Homs has reportedly been a focal point of recent crackdown by the government More Arab League observers are due to arrive in Syria as part of a deal with Damascus to try to end months of violence gripping the country.
The main opposition group urged them to go immediately to the central city of Homs, which is reportedly besieged by government forces.A number of people have been killed in the town by mortar shelling and machinegun fire, activists say.
Damascus says it is fighting armed gangs intent on destabilising Syria.
More than 5,000 people have been killed across the country since protests against the government of President Bashar al-Assad erupted in March, the UN says.
Such claims are hard to verify as most foreign media are banned from reporting in Syria.
SNC demand
About 50 Arab League monitors are expected to arrive within the next few hours - several days after a nine-member advance team landed in Damascus.
They will split up into smaller groups and, according to the agreement, should be free to go wherever they want to see what is happening.The observer mission will eventually have up to 200 members, and it plans to meet both government officials and the opposition.
On Sunday, the opposition Syrian National Council (SNC) urged monitors to go to Homs without delay.
"Since early this morning, the [Homs] neighbourhood of Baba Amr has been under a tight siege and the threat of military invasion by an estimated 4,000 soldiers," said the SNC, the main umbrella group of Assad opponents.
The SNC said it "demands that the Arab League observers go to Homs immediately, specifically to the besieged neighbourhoods, to fulfil their stated mission".
The group said the government troops had killed an unknown number of people in the city and injured more than 120 others.
Also on Sunday, human rights and opposition activists said troops had killed at least 10 people, including five in the eastern province of Deir al-Zour.
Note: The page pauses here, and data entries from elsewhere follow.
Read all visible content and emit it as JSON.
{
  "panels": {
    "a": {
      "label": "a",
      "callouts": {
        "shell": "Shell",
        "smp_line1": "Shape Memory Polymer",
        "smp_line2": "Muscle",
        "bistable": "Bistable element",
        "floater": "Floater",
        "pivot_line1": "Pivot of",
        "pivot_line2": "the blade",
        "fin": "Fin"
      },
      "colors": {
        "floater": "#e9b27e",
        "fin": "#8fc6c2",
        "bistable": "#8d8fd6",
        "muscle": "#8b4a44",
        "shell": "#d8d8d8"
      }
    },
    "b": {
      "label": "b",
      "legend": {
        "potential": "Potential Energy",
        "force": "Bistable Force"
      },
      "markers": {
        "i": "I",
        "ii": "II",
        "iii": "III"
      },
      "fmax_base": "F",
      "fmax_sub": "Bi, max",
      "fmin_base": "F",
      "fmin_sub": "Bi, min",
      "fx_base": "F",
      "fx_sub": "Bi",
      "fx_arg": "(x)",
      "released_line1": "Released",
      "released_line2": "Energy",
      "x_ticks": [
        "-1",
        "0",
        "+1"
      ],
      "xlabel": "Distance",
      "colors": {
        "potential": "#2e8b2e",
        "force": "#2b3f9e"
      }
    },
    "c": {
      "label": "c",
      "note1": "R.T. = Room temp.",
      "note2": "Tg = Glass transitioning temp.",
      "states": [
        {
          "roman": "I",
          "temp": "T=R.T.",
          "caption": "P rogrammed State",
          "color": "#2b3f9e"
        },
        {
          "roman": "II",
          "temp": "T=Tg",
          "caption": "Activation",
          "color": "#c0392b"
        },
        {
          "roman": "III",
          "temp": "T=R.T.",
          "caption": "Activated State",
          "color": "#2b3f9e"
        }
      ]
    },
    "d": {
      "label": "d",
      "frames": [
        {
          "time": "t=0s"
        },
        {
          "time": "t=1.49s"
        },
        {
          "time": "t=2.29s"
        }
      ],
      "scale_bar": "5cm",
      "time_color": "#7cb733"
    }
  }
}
Two days earlier, two suicide car bombings in Damascus killed 44 people and left more than 150 injured, Syrian officials said. They blamed al-Qaeda, but the opposition suggested security forces were behind the blasts.With a solid security presence, Damascus had largely escaped the violence and protests that have flared in central and northern provinces, although there have been protests in suburbs.
Syrian Foreign Minister Walid Muallem has said he expects the monitors to back the government's claim that armed gangs were behind the continuing violence.